Dos semanas después del inicio de las obras en la avenida César Augusto de Zaragoza, los comerciantes y vecinos de la zona enfrentan los inconvenientes del proyecto, mientras lidian con el ruido constante y las alteraciones en la accesibilidad. Los trabajos de sustitución de la losa del parking de la plaza de Salamero, que tienen una duración estimada de diez meses, están generando preocupación creciente en el comercio de la zona debido a la cercanía de fechas tan importantes para ellos como el Black Friday y la Navidad.
Los trabajos se centran, sobre todo, en la zona más próxima al Hotel Innside Meliá, cuya entrada permanece cubierta por un andamio que dificulta la visibilidad. A escaso metros, Javier Rubio, responsable de la farmacia Farmaliving, destaca cómo el cierre de accesos y la reducción del tráfico han impactado en su negocio.
"No solo hay menos clientes por la falta de visibilidad y accesibilidad, sino que el ruido y la falta de información sobre el tiempo que durará la obra aumentan nuestras preocupaciones. Esto se reflejará negativamente en el balance del año", comenta.
Sin embargo, no todos los comerciantes ven la situación de manera tan negativa.

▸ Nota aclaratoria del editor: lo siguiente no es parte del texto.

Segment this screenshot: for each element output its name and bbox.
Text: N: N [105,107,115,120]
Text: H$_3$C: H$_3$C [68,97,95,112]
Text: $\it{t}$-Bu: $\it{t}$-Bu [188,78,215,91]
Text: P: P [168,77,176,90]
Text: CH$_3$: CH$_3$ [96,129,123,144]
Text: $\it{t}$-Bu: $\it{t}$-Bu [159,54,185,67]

Desde Colchones Aznar, mantienen una perspectiva optimista: “Aunque las molestias actuales son inevitables, creemos que a largo plazo será positivo para todos. La calle será más atractiva, peatonal y transitable”. Aseguran que, aunque ahora enfrentan desafíos, esperan beneficiarse en el futuro.
Los bares y restaurantes de la avenida también se han visto afectados. “La clientela ha disminuido considerablemente, especialmente los que dependían del transporte público para llegar”, explica una empleada del Café Bar Lugano, uno de los establecimientos hosteleros afectados.
Además, señala que la interrupción de líneas de autobús ha complicado su propio traslado al trabajo. Este efecto recuerda a los problemas sufridos durante las obras de la plaza Salamero, que generaron un impacto similar en los negocios del área y son todavía muy recientes.